Typical use cases for event-driven applications include:
Real-time recommendations (e.g., for recommending products while customers browse a retailer’s website)
Pattern detection or complex event processing (e.g., for fraud detection in credit card transactions)
Anomaly detection (e.g., to detect attempts to intrude a computer network)
Event-driven applications are an evolution of microservices. They communicate via event logs instead of REST calls and hold application data as local state instead of writing it to and reading it from an external datastore, such as a relational database or key-value store.
Table API is in LINQ style.
Chapter 2
Modern stream processors, like Apache Flink, can offer latencies as low as a few milliseconds.

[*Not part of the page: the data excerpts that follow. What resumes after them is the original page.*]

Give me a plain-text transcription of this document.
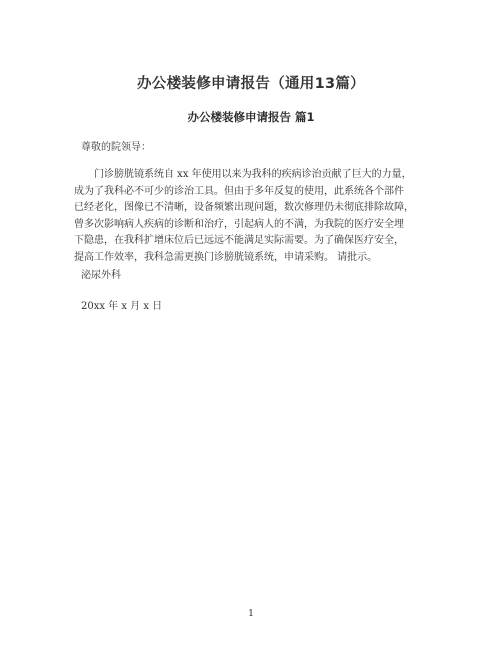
办公楼装修申请报告（通用13篇）
办公楼装修申请报告 篇1

尊敬的院领导：

门诊膀胱镜系统自 xx 年使用以来为我科的疾病诊治贡献了巨大的力量，
成为了我科必不可少的诊治工具。但由于多年反复的使用，此系统各个部件
已经老化，图像已不清晰，设备频繁出现问题，数次修理仍未彻底排除故障，
曾多次影响病人疾病的诊断和治疗，引起病人的不满，为我院的医疗安全埋
下隐患，在我科扩增床位后已远远不能满足实际需要。为了确保医疗安全，
提高工作效率，我科急需更换门诊膀胱镜系统，申请采购。 请批示。

泌尿外科

20xx 年 x 月 x 日

1
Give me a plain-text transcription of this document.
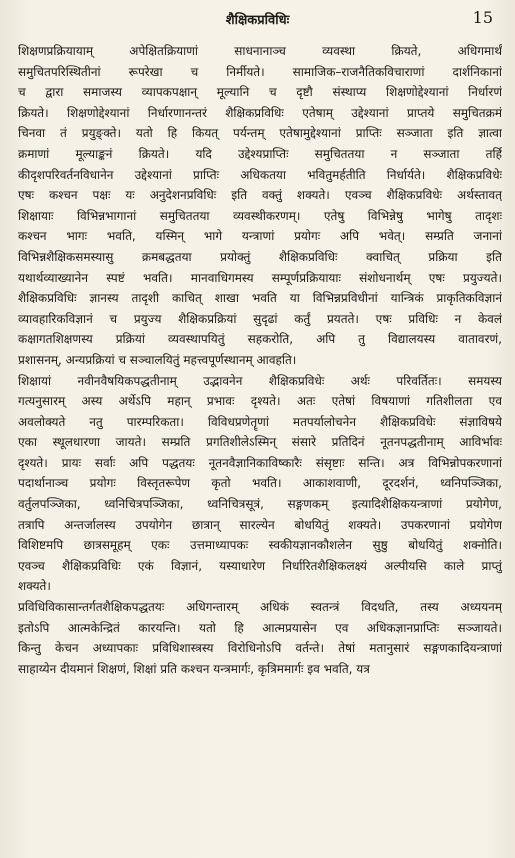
शैक्षिकप्रविधिः	15
शिक्षणप्रक्रियायाम् अपेक्षितक्रियाणां साधनानाञ्च व्यवस्था क्रियते, अधिगमार्थं
समुचितपरिस्थितीनां रूपरेखा च निर्मीयते। सामाजिक–राजनैतिकविचाराणां दार्शनिकानां
च द्वारा समाजस्य व्यापकपक्षान् मूल्यानि च दृष्टौ संस्थाप्य शिक्षणोद्देश्यानां निर्धारणं
क्रियते। शिक्षणोद्देश्यानां निर्धारणानन्तरं शैक्षिकप्रविधिः एतेषाम् उद्देश्यानां प्राप्तये समुचितक्रमं
चिनवा तं प्रयुङ्क्ते। यतो हि कियत् पर्यन्तम् एतेषामुद्देश्यानां प्राप्तिः सञ्जाता इति ज्ञात्वा
क्रमाणां मूल्याङ्कनं क्रियते। यदि उद्देश्यप्राप्तिः समुचिततया न सञ्जाता तर्हि
कीदृशपरिवर्तनविधानेन उद्देश्यानां प्राप्तिः अधिकतया भवितुमर्हतीति निर्धार्यते। शैक्षिकप्रविधेः
एषः कश्चन पक्षः यः अनुदेशनप्रविधिः इति वक्तुं शक्यते। एवञ्च शैक्षिकप्रविधेः अर्थस्तावत्
शिक्षायाः विभिन्नभागानां समुचिततया व्यवस्थीकरणम्। एतेषु विभिन्नेषु भागेषु तादृशः
कश्चन भागः भवति, यस्मिन् भागे यन्त्राणां प्रयोगः अपि भवेत्। सम्प्रति जनानां
विभिन्नशैक्षिकसमस्यासु क्रमबद्धतया प्रयोक्तुं शैक्षिकप्रविधिः क्वाचित् प्रक्रिया इति
यथार्थव्याख्यानेन स्पष्टं भवति। मानवाधिगमस्य सम्पूर्णप्रक्रियायाः संशोधनार्थम् एषः प्रयुज्यते।
शैक्षिकप्रविधिः ज्ञानस्य तादृशी काचित् शाखा भवति या विभिन्नप्रविधीनां यान्त्रिकं प्राकृतिकविज्ञानं
व्यावहारिकविज्ञानं च प्रयुज्य शैक्षिकप्रक्रियां सुदृढां कर्तुं प्रयतते। एषः प्रविधिः न केवलं
कक्षागतशिक्षणस्य प्रक्रियां व्यवस्थापयितुं सहकरोति, अपि तु विद्यालयस्य वातावरणं,
प्रशासनम्, अन्यप्रक्रियां च सञ्चालयितुं महत्त्वपूर्णस्थानम् आवहति।
शिक्षायां नवीनवैषयिकपद्धतीनाम् उद्भावनेन शैक्षिकप्रविधेः अर्थः परिवर्तितः। समयस्य
गत्यनुसारम् अस्य अर्थेऽपि महान् प्रभावः दृश्यते। अतः एतेषां विषयाणां गतिशीलता एव
अवलोक्यते नतु पारम्परिकता। विविधप्रणेतॄणां मतपर्यालोचनेन शैक्षिकप्रविधेः संज्ञाविषये
एका स्थूलधारणा जायते। सम्प्रति प्रगतिशीलेऽस्मिन् संसारे प्रतिदिनं नूतनपद्धतीनाम् आविर्भावः
दृश्यते। प्रायः सर्वाः अपि पद्धतयः नूतनवैज्ञानिकाविष्कारैः संसृष्टाः सन्ति। अत्र विभिन्नोपकरणानां
पदार्थानाञ्च प्रयोगः विस्तृतरूपेण कृतो भवति। आकाशवाणी, दूरदर्शनं, ध्वनिपञ्जिका,
वर्तुलपञ्जिका, ध्वनिचित्रपञ्जिका, ध्वनिचित्रसूत्रं, सङ्गणकम् इत्यादिशैक्षिकयन्त्राणां प्रयोगेण,
तत्रापि अन्तर्जालस्य उपयोगेन छात्रान् सारल्येन बोधयितुं शक्यते। उपकरणानां प्रयोगेण
विशिष्टमपि छात्रसमूहम् एकः उत्तमाध्यापकः स्वकीयज्ञानकौशलेन सुष्ठु बोधयितुं शक्नोति।
एवञ्च शैक्षिकप्रविधिः एकं विज्ञानं, यस्याधारेण निर्धारितशैक्षिकलक्ष्यं अल्पीयसि काले प्राप्तुं
शक्यते।
प्रविधिविकासान्तर्गतशैक्षिकपद्धतयः अधिगन्तारम् अधिकं स्वतन्त्रं विदधति, तस्य अध्ययनम्
इतोऽपि आत्मकेन्द्रितं कारयन्ति। यतो हि आत्मप्रयासेन एव अधिकज्ञानप्राप्तिः सञ्जायते।
किन्तु केचन अध्यापकाः प्रविधिशास्त्रस्य विरोधिनोऽपि वर्तन्ते। तेषां मतानुसारं सङ्गणकादियन्त्राणां
साहाय्येन दीयमानं शिक्षणं, शिक्षां प्रति कश्चन यन्त्रमार्गः, कृत्रिममार्गः इव भवति, यत्र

Processing-time windows introduce the lowest latency possible. Since you do not take into consideration late events and out-of-order events, a window simply needs to buffer up events and immediately trigger computation once the specified time length is reached. Thus, for applications where speed is more important than accuracy, processing time comes in handy.
Another case is when you need to periodically report results in real time, independently of their accuracy. An example application would be a real-time monitoring dashboard that displays event aggregates as they are received.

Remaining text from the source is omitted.